The next step is to figure out how best to use AIDS drugs for prevention. No one is suggesting that masses of women in Africa or anywhere else be placed on drugs to prevent infection; that would be too expensive, and the drugs can cause side effects. But it might be cost-effective to target high-risk women, such as sex workers, several researchers and advocates said.
The CDC plans to develop guidance for their use in the U.S., Dr. Fenton said. The agency said Wednesday that interim guidance it issued earlier this year for use of the drugs among gay and bisexual men could be used for heterosexual patients who urgently need the drugs. The drugs should be given only to patients at high risk of HIV infection and only with other forms of prevention such as HIV testing and condoms, the agency cautioned.

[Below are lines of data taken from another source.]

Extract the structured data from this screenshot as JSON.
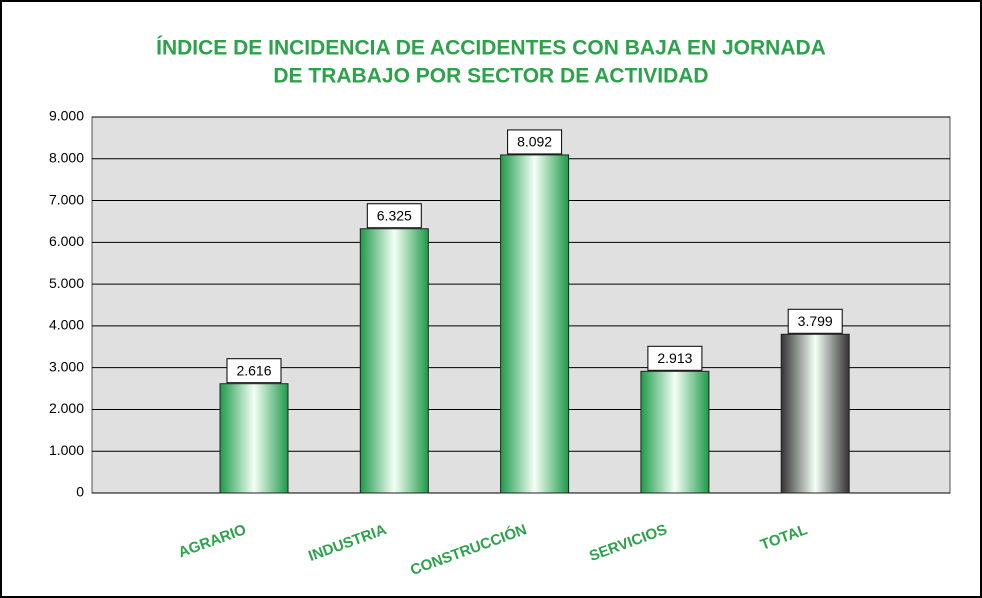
{
  "chart_data": {
    "type": "bar",
    "title": [
      "ÍNDICE DE INCIDENCIA DE ACCIDENTES CON BAJA EN JORNADA",
      "DE TRABAJO POR SECTOR DE ACTIVIDAD"
    ],
    "categories": [
      "AGRARIO",
      "INDUSTRIA",
      "CONSTRUCCIÓN",
      "SERVICIOS",
      "TOTAL"
    ],
    "values": [
      2616,
      6325,
      8092,
      2913,
      3799
    ],
    "value_labels": [
      "2.616",
      "6.325",
      "8.092",
      "2.913",
      "3.799"
    ],
    "colors": [
      "#1f9a4a",
      "#1f9a4a",
      "#1f9a4a",
      "#1f9a4a",
      "#333333"
    ],
    "ylim": [
      0,
      9000
    ],
    "yticks": [
      0,
      {
        "value": 1000,
        "label": "1.000"
      },
      {
        "value": 2000,
        "label": "2.000"
      },
      {
        "value": 3000,
        "label": "3.000"
      },
      {
        "value": 4000,
        "label": "4.000"
      },
      {
        "value": 5000,
        "label": "5.000"
      },
      {
        "value": 6000,
        "label": "6.000"
      },
      {
        "value": 7000,
        "label": "7.000"
      },
      {
        "value": 8000,
        "label": "8.000"
      },
      {
        "value": 9000,
        "label": "9.000"
      }
    ],
    "grid": true
  }
}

"The challenge is moving from the trial to real world implementation," Dr. Fenton said. "We need to understand in which populations to apply them" and how to combine them with other prevention tools, such as counseling and HIV testing, he said.
In a move aimed at increasing access to AIDS drugs world-wide, Gilead said Tuesday it had licensed the rights to several of its therapies to four drug makers in India, as well as to an international organization called the Medicines Patent Pool, which plans to license the rights to other companies. In the U.S., 30-pill bottles of Viread cost $693.74 and of Truvada cost $1,074.64, according to a Gilead spokeswoman. Gilead's deals with Indian drug makers have cut the cost of its antiretrovirals to as little as $6.15 a month, or 21 cents a day in some countries, a Gilead spokeswoman said.
The two studies resolve a contradiction that had puzzled researchers. In April, a study in which women were given the same regimen was stopped because it was unable to determine if the drugs had any protective effect, a result widely considered a setback. The studies reported Wednesday suggest the inconclusive study had unrecognized problems, perhaps in participants adhering to the regimen.